The city has been named Iskenderun since the destruction of the Principality of Antioch by Mamluks in 1268. An historical continuation of its original name, 'Iskender' is Arabic for Alexander the Great.
Archduke Ludwig Salvator of Austria (1847-1915), a rather free spirited Austrian noble, was a natural history and wildlife enthusiast, conservationist, seasoned world traveller, and accomplished author of travel works, although best known for his encyclopaedic oeuvre of Balearic natural history, a seven volume work published from 1869-1891 titled, "Die Balearen in Wort und Bild geschildert". The son of Leopold II, Grand Duke of Tuscany, he was the also second cousin to emperor Franz Joseph of the ruling House of Habsburg-Lorraine. Equipped with his own steam and sailing yacht "Nixe" completed in 1873, Salvator explored Mediterranean regions, also performing scientific studies inland. He was immediately enamoured with Majorca upon his arrival in 1867, and settled there permanently in 1872, purchasing parcels of land to preserve and enjoy.
In 1885 Salvator made the acquaintance of Catalina Homar, the daughter of a carpenter from Deià, then 17 years of age. The Archduke made her the administrator of his s’Estaca estate near Deià, where she was celebrated for her success in cultivating grapes (wines produced under her stewardship from local Malvasia grapes won prizes in Paris and Chicago). The young lady also became the Archduke’s lover and the pair made several trips around the world together. Salvator's ship was wrecked in 1893, and the following year Salvator acquired the three-mast vessel "Hertha" from the Prince of Liechtenstein, which he renamed "Nixe."
In 1899, he made his last voyage with Catalina Homar, from Mallorca to the Holy Land. Tragically, Catalina contracted a deadly infectious form of leprosy, which eventually took her life in 1905.

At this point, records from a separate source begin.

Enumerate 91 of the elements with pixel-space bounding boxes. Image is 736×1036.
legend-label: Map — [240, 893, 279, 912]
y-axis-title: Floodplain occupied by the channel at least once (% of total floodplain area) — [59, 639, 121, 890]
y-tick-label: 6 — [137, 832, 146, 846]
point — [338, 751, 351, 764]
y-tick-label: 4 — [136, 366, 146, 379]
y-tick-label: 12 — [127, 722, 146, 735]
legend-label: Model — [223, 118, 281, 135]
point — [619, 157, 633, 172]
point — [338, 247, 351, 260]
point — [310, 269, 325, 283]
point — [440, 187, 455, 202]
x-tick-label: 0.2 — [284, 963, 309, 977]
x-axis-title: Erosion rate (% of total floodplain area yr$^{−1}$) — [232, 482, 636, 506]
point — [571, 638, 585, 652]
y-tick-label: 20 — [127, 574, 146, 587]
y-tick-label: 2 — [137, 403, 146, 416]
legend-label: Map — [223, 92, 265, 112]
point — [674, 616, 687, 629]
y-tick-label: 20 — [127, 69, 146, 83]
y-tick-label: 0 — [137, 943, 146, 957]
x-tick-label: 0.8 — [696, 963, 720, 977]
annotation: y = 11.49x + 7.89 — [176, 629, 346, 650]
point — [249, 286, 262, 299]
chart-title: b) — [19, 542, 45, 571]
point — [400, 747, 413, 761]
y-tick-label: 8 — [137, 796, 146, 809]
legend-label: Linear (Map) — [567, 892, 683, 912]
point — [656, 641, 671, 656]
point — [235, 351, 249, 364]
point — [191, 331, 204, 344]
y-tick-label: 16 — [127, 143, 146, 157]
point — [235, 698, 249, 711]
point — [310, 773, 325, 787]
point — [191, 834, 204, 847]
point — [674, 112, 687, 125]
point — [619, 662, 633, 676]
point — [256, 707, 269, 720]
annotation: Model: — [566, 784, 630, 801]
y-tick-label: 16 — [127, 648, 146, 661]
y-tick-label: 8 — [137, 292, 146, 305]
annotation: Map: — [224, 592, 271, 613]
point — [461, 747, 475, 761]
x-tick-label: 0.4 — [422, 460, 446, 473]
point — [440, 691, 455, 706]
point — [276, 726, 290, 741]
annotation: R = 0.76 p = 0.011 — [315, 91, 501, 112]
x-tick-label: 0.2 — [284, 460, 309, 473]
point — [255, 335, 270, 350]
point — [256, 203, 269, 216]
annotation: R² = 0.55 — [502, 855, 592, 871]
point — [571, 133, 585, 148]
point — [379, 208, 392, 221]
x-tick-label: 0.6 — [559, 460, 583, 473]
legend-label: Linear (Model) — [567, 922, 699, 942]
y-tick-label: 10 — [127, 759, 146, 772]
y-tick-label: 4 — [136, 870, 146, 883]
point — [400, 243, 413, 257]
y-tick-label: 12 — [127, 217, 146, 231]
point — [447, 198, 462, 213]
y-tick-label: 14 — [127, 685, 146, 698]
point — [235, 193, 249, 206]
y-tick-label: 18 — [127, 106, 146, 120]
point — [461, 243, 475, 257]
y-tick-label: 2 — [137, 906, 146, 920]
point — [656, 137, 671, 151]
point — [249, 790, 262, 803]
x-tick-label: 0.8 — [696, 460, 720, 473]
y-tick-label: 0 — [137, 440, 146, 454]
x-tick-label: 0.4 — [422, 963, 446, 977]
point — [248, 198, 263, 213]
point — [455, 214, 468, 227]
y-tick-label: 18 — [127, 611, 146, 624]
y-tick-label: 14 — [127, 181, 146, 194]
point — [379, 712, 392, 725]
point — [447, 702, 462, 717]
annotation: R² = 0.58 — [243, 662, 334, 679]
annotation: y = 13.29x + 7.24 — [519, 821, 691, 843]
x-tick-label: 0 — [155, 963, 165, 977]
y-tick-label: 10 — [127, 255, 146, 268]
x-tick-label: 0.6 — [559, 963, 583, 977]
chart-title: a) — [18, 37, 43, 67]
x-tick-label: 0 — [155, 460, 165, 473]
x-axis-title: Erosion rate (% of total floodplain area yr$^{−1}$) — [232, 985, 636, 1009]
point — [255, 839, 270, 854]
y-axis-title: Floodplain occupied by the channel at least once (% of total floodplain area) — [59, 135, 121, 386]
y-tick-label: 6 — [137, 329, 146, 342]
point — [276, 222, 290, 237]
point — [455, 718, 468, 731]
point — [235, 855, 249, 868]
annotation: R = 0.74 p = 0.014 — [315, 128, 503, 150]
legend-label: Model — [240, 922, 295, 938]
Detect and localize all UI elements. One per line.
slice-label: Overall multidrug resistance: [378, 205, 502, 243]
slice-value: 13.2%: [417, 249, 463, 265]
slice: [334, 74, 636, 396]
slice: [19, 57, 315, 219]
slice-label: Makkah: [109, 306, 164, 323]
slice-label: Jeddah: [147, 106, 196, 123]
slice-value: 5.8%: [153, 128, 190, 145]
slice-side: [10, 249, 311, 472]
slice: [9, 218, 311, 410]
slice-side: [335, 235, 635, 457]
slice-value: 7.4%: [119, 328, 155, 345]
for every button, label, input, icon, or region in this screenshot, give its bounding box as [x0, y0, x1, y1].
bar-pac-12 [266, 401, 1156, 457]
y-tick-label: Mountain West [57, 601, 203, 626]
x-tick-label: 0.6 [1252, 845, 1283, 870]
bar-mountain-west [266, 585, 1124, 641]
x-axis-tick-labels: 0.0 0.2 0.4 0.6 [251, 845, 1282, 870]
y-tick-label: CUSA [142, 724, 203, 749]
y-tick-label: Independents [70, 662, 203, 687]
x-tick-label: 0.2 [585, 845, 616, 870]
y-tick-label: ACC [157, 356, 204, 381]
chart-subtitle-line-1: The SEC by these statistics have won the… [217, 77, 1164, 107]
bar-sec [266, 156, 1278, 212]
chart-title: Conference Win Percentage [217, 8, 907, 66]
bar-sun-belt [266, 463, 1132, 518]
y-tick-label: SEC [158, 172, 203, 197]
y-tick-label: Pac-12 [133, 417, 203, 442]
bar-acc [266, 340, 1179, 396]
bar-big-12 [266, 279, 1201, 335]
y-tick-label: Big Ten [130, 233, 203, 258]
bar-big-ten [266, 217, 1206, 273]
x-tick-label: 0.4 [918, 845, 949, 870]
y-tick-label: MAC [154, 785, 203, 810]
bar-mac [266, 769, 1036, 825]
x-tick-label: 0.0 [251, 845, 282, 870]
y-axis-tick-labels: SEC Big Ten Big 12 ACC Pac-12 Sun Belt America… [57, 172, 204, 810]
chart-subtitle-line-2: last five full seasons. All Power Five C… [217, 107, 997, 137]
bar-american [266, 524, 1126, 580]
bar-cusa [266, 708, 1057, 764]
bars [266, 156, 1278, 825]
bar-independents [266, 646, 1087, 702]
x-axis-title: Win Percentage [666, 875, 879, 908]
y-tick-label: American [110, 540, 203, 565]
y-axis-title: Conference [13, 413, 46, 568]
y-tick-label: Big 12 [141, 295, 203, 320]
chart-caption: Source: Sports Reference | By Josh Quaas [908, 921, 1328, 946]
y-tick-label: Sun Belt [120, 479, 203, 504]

It was Salvator's intense desire to stimulate public interest for landscapes which he thought were little known, rarely traveled, but worthy of attention. His scientific work and subsequent treatises and maps were centered on undiscovered regions, mainly small islands in Greece, Sicily, Italy, and the Balearic Islands. [The Balearic Islands are commemorating the centenary of his death in 2015.]
Minor marginal spots, otherwise pristine condition and preserved in a new cardboard tube, retaining the original printed label.